Questa Italia è un vero disastro. La radiografia dell'Istat è impietosa e drammatica: dal Nord al Sud siamo un Paese alla deriva, solo, abbandonato, sfiduciato e stanco. I dati del "bollettino di guerra" fanno paura: un giovane su cinque non studia né lavora, in due anni più di mezzo milione di ragazzi hanno perso il posto e circa due milioni sono scoraggiati perché non riescono a trovarlo. Ancora: una famiglia su quattro è ad alto rischio povertà e non ce la fa ad arrivare alla fine del mese, due milioni di persone sono povere e disperate senza alcun aiuto, le donne sono costrette a lasciare il lavoro per fare un figlio, oppure lavorano peggio degli uomini e sono malpagate (il 30% in meno di retribuzione), gli immigrati fanno i lavori più umili e sono pagati meno (il 24% di decurtazione). Siamo un fanalino di coda nell'università, nel welfare (nonni "sfruttati" perché non ci sono asili nido), nella crescita economica. In conclusione: siamo tornati indietro di un decennio.
Questa è la realtà. La finzione, invece, è un premier ceronato che dice che va tutto bene e che, nelle stesse ore in cui l'Istat diffondeva questi dati, era preoccupato della sua ignobile campagna elettorale milanese con tanto di zingaropoli, comunisti e centri sociali pronti come i cosacchi a bere alle fontane di Milano. Per non dire di quel genio di Mario Borghezio che, oltre al trasferimento al Nord dei ministeri, è arrivato persino a dire che se vince Pisapia Al Qaeda e Al Zawahiri brinderanno. Figurarsi, Osama Bin Laden si sta rivoltando nel mare per non essere riuscito a partecipare alla festa.

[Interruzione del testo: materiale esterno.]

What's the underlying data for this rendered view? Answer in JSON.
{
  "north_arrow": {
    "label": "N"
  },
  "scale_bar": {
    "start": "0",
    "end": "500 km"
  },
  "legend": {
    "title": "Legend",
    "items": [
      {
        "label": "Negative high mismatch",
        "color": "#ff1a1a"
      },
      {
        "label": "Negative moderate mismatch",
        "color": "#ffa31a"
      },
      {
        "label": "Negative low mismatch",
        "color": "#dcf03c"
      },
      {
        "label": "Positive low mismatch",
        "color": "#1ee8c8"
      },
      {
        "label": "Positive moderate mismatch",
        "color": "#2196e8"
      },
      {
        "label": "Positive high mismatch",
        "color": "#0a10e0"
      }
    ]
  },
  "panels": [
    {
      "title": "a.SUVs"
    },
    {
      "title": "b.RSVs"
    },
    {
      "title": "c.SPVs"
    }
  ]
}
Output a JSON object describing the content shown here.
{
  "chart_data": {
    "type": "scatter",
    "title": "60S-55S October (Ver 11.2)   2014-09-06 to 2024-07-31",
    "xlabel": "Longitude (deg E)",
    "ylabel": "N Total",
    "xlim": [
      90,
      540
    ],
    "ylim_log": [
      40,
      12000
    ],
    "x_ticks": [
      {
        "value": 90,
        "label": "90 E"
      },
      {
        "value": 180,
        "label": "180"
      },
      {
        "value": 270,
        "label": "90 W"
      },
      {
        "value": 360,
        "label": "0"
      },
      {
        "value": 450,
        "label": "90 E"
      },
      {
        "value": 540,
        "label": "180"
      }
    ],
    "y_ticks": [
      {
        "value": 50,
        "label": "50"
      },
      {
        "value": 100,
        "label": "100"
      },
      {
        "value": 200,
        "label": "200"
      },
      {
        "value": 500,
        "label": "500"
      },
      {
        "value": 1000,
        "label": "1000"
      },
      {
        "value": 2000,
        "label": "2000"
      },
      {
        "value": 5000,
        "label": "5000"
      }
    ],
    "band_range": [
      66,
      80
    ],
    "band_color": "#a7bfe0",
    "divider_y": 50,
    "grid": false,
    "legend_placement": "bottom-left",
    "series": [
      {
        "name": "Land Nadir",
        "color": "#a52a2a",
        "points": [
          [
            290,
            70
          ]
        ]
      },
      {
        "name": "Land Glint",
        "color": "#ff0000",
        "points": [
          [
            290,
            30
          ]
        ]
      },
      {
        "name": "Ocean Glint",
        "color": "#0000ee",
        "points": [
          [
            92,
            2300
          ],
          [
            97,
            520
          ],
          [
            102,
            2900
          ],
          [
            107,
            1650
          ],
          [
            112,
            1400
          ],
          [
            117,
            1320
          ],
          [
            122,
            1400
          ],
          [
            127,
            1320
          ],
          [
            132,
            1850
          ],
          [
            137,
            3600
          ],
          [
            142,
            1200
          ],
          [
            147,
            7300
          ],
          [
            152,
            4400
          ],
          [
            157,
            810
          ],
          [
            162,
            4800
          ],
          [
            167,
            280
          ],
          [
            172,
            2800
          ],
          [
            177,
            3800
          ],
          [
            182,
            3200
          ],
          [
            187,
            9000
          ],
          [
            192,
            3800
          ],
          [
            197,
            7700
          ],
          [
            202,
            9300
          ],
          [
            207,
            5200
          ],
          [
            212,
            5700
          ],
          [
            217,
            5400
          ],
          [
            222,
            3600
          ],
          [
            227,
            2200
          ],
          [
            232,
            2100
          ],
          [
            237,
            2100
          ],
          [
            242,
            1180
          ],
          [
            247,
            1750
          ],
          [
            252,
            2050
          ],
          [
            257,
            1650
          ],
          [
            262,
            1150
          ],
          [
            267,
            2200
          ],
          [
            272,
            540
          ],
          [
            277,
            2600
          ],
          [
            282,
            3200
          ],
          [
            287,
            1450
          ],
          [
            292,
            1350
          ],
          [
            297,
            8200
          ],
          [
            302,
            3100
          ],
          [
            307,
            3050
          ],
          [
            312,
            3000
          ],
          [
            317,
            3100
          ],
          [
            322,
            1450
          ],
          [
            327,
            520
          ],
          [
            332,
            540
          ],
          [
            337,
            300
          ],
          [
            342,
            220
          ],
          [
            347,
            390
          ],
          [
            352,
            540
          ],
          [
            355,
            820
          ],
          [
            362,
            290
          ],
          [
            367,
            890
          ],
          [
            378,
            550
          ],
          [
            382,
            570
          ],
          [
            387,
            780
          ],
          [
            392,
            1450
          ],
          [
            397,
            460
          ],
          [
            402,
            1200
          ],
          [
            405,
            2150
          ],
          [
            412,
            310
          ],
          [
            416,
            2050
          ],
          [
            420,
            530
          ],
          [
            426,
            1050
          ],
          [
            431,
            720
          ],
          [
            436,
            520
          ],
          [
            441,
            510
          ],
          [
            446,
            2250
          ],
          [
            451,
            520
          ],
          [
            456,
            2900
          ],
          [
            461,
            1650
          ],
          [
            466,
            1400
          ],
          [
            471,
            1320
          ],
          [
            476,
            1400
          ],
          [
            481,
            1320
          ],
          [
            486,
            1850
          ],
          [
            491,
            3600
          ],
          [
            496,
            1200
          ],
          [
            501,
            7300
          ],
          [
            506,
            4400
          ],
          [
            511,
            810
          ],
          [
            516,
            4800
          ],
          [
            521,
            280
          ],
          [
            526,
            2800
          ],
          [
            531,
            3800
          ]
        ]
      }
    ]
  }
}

Diciamo la verità: con Berlusconi la fantasia è stata al potere per troppi anni. Ora c'è bisogno di un ritorno alla realtà. E c'è bisogno soprattutto di qualcuno che con serietà, coraggio e un fegato così si metta al lavoro in mezzo a queste macerie e faccia ritrovare all'Italia uno spiraglio di speranza. Ci vorrà del tempo per risalire, ma è proprio ora di cominciare.